If you have unlimited cash, pay for that convenience.
If you do not, do stuff yourself, on your own silicon with your own storage. Because the tech industry only cares about one thing - acquiring as much of your cash as it can. Outsourcing to GAFA is a really bad idea.
The one sure-fire way to make your cloud costs soar is to use it.
About 10 years ago a small company I was at got a new CEO (1st red flag) who was convinced we needed to get to the cloud. We were a successful pure MS shop that produced an on-prem solution for hospitals to do cost accounting. The new CEO decided our new product would be completely in AWS, and hired a team to do it. The existing team would still support the old product. (2nd red flag)

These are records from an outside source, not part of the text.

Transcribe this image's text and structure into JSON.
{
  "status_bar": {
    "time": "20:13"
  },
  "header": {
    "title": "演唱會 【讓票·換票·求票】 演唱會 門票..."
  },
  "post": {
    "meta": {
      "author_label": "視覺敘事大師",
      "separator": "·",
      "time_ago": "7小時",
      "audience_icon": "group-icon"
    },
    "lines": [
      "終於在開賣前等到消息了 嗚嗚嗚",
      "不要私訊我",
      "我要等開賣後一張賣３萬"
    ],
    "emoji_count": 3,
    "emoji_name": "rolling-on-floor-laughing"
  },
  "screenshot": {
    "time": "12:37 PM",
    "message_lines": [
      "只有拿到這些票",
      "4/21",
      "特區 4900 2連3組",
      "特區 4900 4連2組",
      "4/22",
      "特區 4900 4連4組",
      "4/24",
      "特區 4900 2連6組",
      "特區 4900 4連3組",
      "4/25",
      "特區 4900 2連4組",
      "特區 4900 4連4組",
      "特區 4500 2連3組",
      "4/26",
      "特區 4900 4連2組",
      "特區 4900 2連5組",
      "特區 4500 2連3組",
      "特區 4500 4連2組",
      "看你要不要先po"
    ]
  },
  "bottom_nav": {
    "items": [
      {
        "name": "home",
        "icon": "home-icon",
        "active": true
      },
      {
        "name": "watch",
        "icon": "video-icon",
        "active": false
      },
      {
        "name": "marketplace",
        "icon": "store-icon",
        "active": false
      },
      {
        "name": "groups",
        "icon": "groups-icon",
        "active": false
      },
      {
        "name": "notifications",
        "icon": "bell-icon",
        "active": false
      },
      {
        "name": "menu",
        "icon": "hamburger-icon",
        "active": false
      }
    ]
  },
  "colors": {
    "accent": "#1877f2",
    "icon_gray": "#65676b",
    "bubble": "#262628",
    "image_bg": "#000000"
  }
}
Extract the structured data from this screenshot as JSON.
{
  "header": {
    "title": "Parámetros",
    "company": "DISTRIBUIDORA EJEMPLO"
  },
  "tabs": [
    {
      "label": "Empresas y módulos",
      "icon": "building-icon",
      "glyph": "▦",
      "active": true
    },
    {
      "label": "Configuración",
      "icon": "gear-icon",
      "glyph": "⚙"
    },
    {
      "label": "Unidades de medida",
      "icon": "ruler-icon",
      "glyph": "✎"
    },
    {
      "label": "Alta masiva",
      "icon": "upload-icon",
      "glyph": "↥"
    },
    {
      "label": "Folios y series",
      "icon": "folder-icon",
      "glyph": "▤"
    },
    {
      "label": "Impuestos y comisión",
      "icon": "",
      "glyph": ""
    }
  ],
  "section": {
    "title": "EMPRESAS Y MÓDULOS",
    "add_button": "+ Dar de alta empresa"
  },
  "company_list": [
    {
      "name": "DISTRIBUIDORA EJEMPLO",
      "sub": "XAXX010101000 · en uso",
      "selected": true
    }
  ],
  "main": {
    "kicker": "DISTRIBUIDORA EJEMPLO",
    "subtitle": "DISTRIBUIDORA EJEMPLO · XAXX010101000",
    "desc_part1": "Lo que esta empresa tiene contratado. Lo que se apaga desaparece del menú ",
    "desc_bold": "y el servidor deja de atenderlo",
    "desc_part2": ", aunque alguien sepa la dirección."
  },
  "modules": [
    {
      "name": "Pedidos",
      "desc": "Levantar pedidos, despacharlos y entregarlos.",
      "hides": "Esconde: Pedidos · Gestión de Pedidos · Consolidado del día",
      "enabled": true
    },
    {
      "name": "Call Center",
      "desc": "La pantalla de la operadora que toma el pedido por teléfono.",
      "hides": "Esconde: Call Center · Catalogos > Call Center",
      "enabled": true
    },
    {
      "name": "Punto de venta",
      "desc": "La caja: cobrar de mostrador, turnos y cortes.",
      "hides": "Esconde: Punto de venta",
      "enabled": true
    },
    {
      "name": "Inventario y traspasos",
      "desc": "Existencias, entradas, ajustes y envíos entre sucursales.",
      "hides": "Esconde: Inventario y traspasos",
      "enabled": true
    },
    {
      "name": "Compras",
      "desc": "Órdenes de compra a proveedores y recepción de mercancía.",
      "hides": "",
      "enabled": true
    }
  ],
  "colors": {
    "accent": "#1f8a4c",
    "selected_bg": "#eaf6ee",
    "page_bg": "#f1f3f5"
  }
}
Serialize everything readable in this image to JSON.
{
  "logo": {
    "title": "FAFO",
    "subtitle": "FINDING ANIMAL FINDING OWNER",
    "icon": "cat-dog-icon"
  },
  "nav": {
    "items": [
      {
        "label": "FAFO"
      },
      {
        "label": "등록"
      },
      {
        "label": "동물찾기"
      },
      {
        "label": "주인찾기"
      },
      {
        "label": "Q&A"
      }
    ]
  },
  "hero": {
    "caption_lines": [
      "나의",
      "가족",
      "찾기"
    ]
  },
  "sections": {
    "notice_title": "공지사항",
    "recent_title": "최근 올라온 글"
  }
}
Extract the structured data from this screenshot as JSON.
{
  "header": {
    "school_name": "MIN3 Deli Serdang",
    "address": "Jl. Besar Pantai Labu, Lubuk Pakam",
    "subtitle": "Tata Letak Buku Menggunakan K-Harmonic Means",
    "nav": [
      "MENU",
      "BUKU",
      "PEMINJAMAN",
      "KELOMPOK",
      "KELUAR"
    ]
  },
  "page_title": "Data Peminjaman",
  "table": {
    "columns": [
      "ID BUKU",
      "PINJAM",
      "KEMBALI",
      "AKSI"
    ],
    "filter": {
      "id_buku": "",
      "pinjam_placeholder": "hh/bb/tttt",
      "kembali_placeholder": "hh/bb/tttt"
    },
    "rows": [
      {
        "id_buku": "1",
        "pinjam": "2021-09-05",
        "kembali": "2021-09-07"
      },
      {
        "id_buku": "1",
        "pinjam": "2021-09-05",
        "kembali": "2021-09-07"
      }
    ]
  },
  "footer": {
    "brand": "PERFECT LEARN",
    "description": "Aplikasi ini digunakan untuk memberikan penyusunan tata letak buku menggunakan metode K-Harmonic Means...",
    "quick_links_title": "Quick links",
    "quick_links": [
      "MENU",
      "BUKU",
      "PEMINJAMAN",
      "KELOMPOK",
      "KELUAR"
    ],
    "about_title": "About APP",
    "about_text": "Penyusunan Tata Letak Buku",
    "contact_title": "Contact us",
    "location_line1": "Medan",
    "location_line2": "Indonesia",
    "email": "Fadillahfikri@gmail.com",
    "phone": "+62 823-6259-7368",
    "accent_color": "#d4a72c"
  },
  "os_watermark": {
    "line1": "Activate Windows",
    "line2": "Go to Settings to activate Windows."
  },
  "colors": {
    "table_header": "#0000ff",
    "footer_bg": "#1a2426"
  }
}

The new management team was in San Francisco (expensive) and the development team was in Ukraine (cheap). Tech stack and architecture was AWS/Java/Scala/Linux/etc. The proof-of-concept of the new platform went well. Then the offshore developers and management team was let go, and the existing team had to take it over. (3rd red flag) Oh, and we had to migrate the existing product to AWS. (4th red flag)

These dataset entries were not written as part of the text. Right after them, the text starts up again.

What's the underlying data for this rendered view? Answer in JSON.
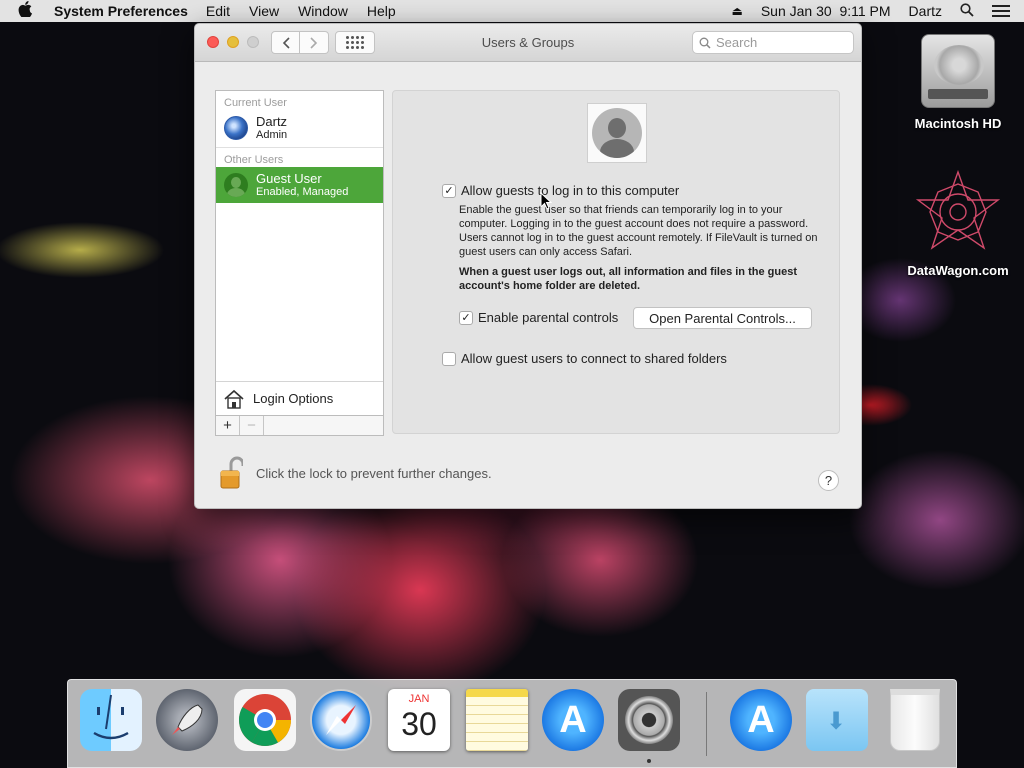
{
  "menubar": {
    "apple_icon": "apple-logo",
    "app_name": "System Preferences",
    "menus": [
      "Edit",
      "View",
      "Window",
      "Help"
    ],
    "datetime": "Sun Jan 30  9:11 PM",
    "user": "Dartz"
  },
  "desktop": {
    "icons": [
      {
        "label": "Macintosh HD",
        "icon": "hard-drive-icon"
      },
      {
        "label": "DataWagon.com",
        "icon": "star-logo-icon"
      }
    ]
  },
  "window": {
    "title": "Users & Groups",
    "search_placeholder": "Search",
    "sidebar": {
      "current_user_label": "Current User",
      "current_user": {
        "name": "Dartz",
        "role": "Admin"
      },
      "other_users_label": "Other Users",
      "other_users": [
        {
          "name": "Guest User",
          "status": "Enabled, Managed",
          "selected": true
        }
      ],
      "login_options_label": "Login Options",
      "add_label": "+",
      "remove_label": "−"
    },
    "guest_panel": {
      "allow_guests_label": "Allow guests to log in to this computer",
      "allow_guests_checked": true,
      "description": "Enable the guest user so that friends can temporarily log in to your computer. Logging in to the guest account does not require a password. Users cannot log in to the guest account remotely. If FileVault is turned on guest users can only access Safari.",
      "warning": "When a guest user logs out, all information and files in the guest account's home folder are deleted.",
      "parental_controls_label": "Enable parental controls",
      "parental_controls_checked": true,
      "open_parental_button": "Open Parental Controls...",
      "shared_folders_label": "Allow guest users to connect to shared folders",
      "shared_folders_checked": false,
      "check_mark": "✓"
    },
    "lock_text": "Click the lock to prevent further changes.",
    "help_label": "?"
  },
  "dock": {
    "apps": [
      "Finder",
      "Launchpad",
      "Google Chrome",
      "Safari",
      "Calendar",
      "Notes",
      "App Store",
      "System Preferences",
      "App Store Download",
      "Downloads",
      "Trash"
    ],
    "calendar_month": "JAN",
    "calendar_day": "30",
    "app_store_glyph": "A"
  },
  "colors": {
    "selection_green": "#4da63a",
    "close_red": "#fc5b57",
    "minimize_yellow": "#e5bf3c"
  }
}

Months were spent in training, learning the new tech stack, etc. The existing platform (Windows/SQL-Server) was lift-and-shifted to AWS since that was the only viable option to meet the imposed deadline.
When the CEO started seeing the AWS bills he was livid. "I thought you could spin up servers when needed, and spin them down when they weren't being used?!" "Well, yes - if the platform is architected to do that."
Of course, it didn't matter much. We had made it to the cloud. And for what? So the CEO could sell off the company to our biggest competitor.
(I had figured that part out before it happened, and had already moved on)
The problem here was not setting budget alarms.
Billing and Cost Management -> Budgets and Planning -> Budgets. Create a Budget, and then add Alerts. You can attach Actions to an Alert, for instance to temporarily deny the automation that's launching new instances the IAM permission to do so.
Changing to a different cloud provider only gives a little satisfaction out of spite, but it means a whole lot of work refactoring all the workflows and creating new images on the new provider. Total waste of time. I hope the benefactor paid for all that lift-and-shift work.